Fonterra proposal a good move

Written by  Charles Whiting
Charles Whiting Charles Whiting

Making a change to any businesses is difficult.

Augmenting a capital structure with the diversity of stakeholders and complexity as at Fonterra is a significant challenge. That said, change is needed and the proposal on foot is sensible and coupled with a refreshed executable strategy.

Fonterra has been plagued in the last decade with what I call an 'ambition to ability' mismatch. In short, it didn't have the skills and necessary humility to take on the world; the business was well over its skis.

Directors were wowed by overseas visits to shiny plants and promises of unlimited riches in new markets by overpaid, misaligned executives. Board members had, at times, questionable conflicts 'frontrunning' ventures in new markets and unworkable factions existed. Visions and dreams were created, however, they were only that  - a fantasy or maybe even an hallucination.

Execution was lacking. Poor choices were made around strategy. A lack of quality thinking and diligence characterised investments.

Fortunately, change at Fonterra is well afoot; the turnaround is underway. Whilst challenges persist in the regulatory framework domestically, the necessity of Fonterra - and more broadly dairy to New Zealand - is now more important than ever.
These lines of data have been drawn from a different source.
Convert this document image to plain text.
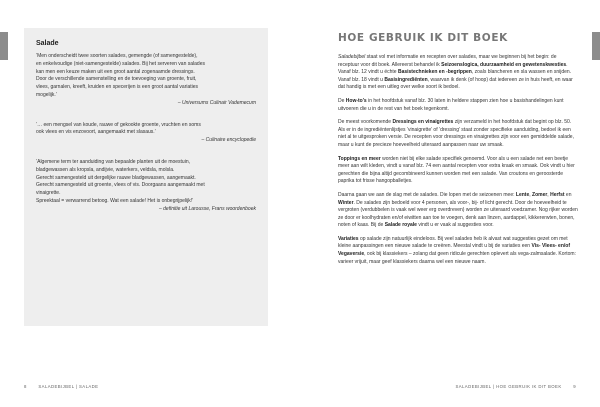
Salade

‘Men onderscheidt twee soorten salades, gemengde (of samengestelde),

en enkelvoudige (niet-samengestelde) salades. Bij het serveren van salades

kan men een keuze maken uit een groot aantal zogenaamde dressings.

Door de verschillende samenstelling en de toevoeging van groente, fruit,

vlees, garnalen, kreeft, kruiden en specerijen is een groot aantal variaties

mogelijk.’

– Universums Culinair Vademecum

‘… een mengsel van koude, rauwe of gekookte groente, vruchten en soms

ook vlees en vis enzovoort, aangemaakt met slasaus.’

– Culinaire encyclopedie

‘Algemene term ter aanduiding van bepaalde planten uit de moestuin,

bladgewassen als kropsla, andijvie, waterkers, veldsla, molsla.

Gerecht samengesteld uit dergelijke rauwe bladgewassen, aangemaakt.

Gerecht samengesteld uit groente, vlees of vis. Doorgaans aangemaakt met

vinaigrette.

Spreektaal = verwarrend betoog. Wat een salade! Het is onbegrijpelijk!’

– definitie uit Larousse, Frans woordenboek

HOE GEBRUIK IK DIT BOEK
Saladebijbel staat vol met informatie en recepten over salades, maar we beginnen bij het begin: de receptuur voor dit boek. Allereerst behandel ik Seizoenslogica, duurzaamheid en gewetenskwesties. Vanaf blz. 12 vindt u échte Basistechnieken en -begrippen, zoals blancheren en sla wassen en snijden. Vanaf blz. 18 vindt u Basisingrediënten, waarvan ik denk (of hoop) dat iedereen ze in huis heeft, en waar dat handig is met een uitleg over welke soort ik bedoel.
De How-to’s in het hoofdstuk vanaf blz. 30 laten in heldere stappen zien hoe u basishandelingen kunt uitvoeren die u in de rest van het boek tegenkomt.
De meest voorkomende Dressings en vinaigrettes zijn verzameld in het hoofdstuk dat begint op blz. 50. Als er in de ingrediëntenlijstjes ‘vinaigrette’ of ‘dressing’ staat zonder specifieke aanduiding, bedoel ik een niet al te uitgesproken versie. De recepten voor dressings en vinaigrettes zijn voor een gemiddelde salade, maar u kunt de precieze hoeveelheid uiteraard aanpassen naar uw smaak.
Toppings en meer worden niet bij elke salade specifiek genoemd. Voor als u een salade net een beetje meer aan wilt kleden, vindt u vanaf blz. 74 een aantal recepten voor extra kraak en smaak. Ook vindt u hier gerechten die bijna altijd gecombineerd kunnen worden met een salade. Van croutons en geroosterde paprika tot frisse hangopballetjes.
Daarna gaan we aan de slag met de salades. Die lopen met de seizoenen mee: Lente, Zomer, Herfst en Winter. De salades zijn bedoeld voor 4 personen, als voor-, bij- of licht gerecht. Door de hoeveelheid te vergroten (verdubbelen is vaak wel weer erg overdreven) worden ze uiteraard voedzamer. Nog rijker worden ze door er koolhydraten en/of eiwitten aan toe te voegen, denk aan linzen, aardappel, kikkererwten, bonen, noten of kaas. Bij de Salade royale vindt u er vaak al suggesties voor.
Variaties op salade zijn natuurlijk eindeloos. Bij veel salades heb ik alvast wat suggesties gezet om met kleine aanpassingen een nieuwe salade te creëren. Meestal vindt u bij de variaties een Vis- Vlees- en/of Vegaversie, ook bij klassiekers – zolang dat geen ridicule gerechten oplevert als vega-zalmsalade. Kortom: varieer vrijuit, maar geef klassiekers daarna wel een nieuwe naam.
8	SALADEBIJBEL | SALADE	SALADEBIJBEL | HOE GEBRUIK IK DIT BOEK	9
It is often forgotten what would happen if Fonterra didn't exist in its cooperative format. It is very simple - farmers would be squeezed down to accept lower milk prices just above their breakeven. The profits made on farm from high milk prices and dividends delivered to those farmers by Fonterra would be lost to overseas corporations. Money wouldn't end up back in local communities - in rural communities - in local rugby and netball clubs, small businesses and to local employees and contractors. Tax and GST takes would immediately impact government.

This on farm economic multiplier effect, delivered by an efficient cooperative is more important today than ever to New Zealand. This despite continual pressures from government on farmers' capacity to operate.
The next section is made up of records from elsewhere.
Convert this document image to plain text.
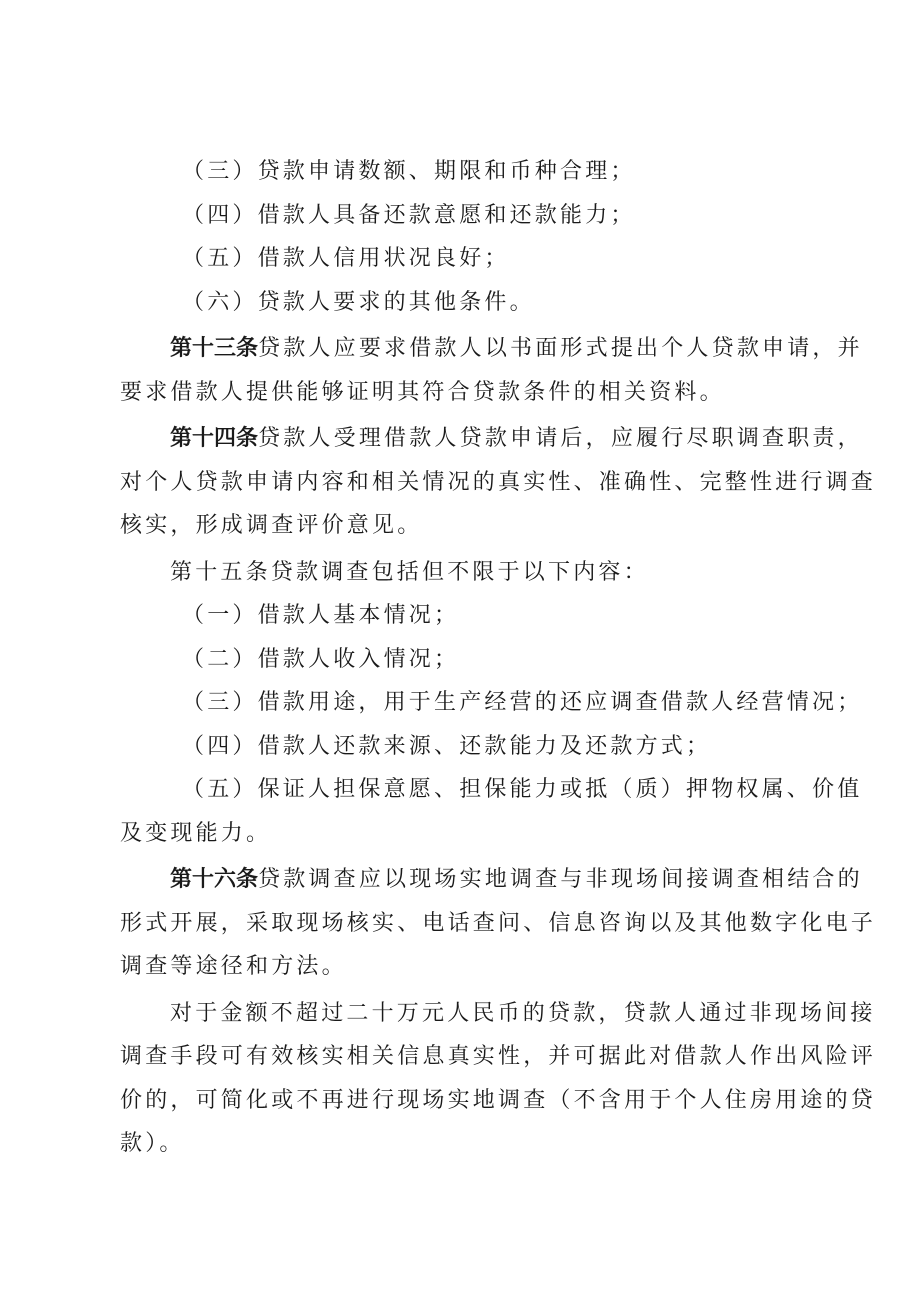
（三）贷款申请数额、期限和币种合理；
（四）借款人具备还款意愿和还款能力；
（五）借款人信用状况良好；
（六）贷款人要求的其他条件。
第十三条贷款人应要求借款人以书面形式提出个人贷款申请，并
要求借款人提供能够证明其符合贷款条件的相关资料。
第十四条贷款人受理借款人贷款申请后，应履行尽职调查职责，
对个人贷款申请内容和相关情况的真实性、准确性、完整性进行调查
核实，形成调查评价意见。
第十五条贷款调查包括但不限于以下内容：
（一）借款人基本情况；
（二）借款人收入情况；
（三）借款用途，用于生产经营的还应调查借款人经营情况；
（四）借款人还款来源、还款能力及还款方式；
（五）保证人担保意愿、担保能力或抵（质）押物权属、价值
及变现能力。
第十六条贷款调查应以现场实地调查与非现场间接调查相结合的
形式开展，采取现场核实、电话查问、信息咨询以及其他数字化电子
调查等途径和方法。
对于金额不超过二十万元人民币的贷款，贷款人通过非现场间接
调查手段可有效核实相关信息真实性，并可据此对借款人作出风险评
价的，可简化或不再进行现场实地调查（不含用于个人住房用途的贷
款）。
The need for quality nutrition underpins the new Fonterra strategy. It is the right strategy that plays to Fonterra's strengths, one that takes account of likely New Zealand production declines (mostly from said regulatory pressures), the benefits of New Zealand pasture-based milk (both environmental and nutritionally) and Fonterra's world-leading research and development capabilities.

Unfortunately, Fonterra has learnt the hard way that it is not a consumer products powerhouse. Those businesses are hungry for capital and don't match a risk profile of farmer shareholders seeking high annual dividend payouts.

Regardless of the new strategy, there is one thing that Fonterra needs to deliver - performance. You can have any capital structure, however if a business doesn't fundamentally perform it will fail.

Behind performance are three clear requirements:

  • A clear, articulated strategy
  • Capable people
  • Measured execution against the plan

It is clear to me that elements of this are coming together. Fonterra needs to complement its number - both at board level and within management - with world leading experts who know how to deliver.

Execution previously lacking must be held to account by the board and failing that by shareholders playing a more active role. We cannot afford more mind numbing thought experiments using shareholder capital.

There is a lot that needs to be done. Sensible enduring partnerships need to be entered into. R&D needs to be focused and targeted. The manufacturing footprint needs to be reduced and positioned towards value, while still retaining some flexibility around commodity/volume like it has in the past.

The board needs to be held account for performance and in-turn continually test and challenge the management team.

Credit needs to be made for work done already. The business is rightly moving back to its core - New Zealand milk provided by New Zealand farmers.

Why will I be supporting the proposed capital structure? Put simply, the status quo doesn't work for a declining milk volume environment. The capital structure needs to better suit supplier flexibility and succession. There will always be elements we don't like. For me it is farmer leavers (not retirees) continuing to get the benefits of 'dividends' once they leave the cooperative - i.e. extracting the value premium and getting a commodity milk price elsewhere.

Notwithstanding it is best structure available under the current regulatory framework. We must remember the past lessons hard learnt and not fall into the same traps. Regardless it is time to either get on the bus or get off it.

This new capital structure, more importantly with an executable strategy, gives us confidence to invest on farm and let Fonterra do for future generations what it has for past - deliver prosperity and wealth to rural communities significantly to New Zealand's global standing.

Charles Whiting is a Waikato-based, former finance executive with investments in dairy and other NZ businesses.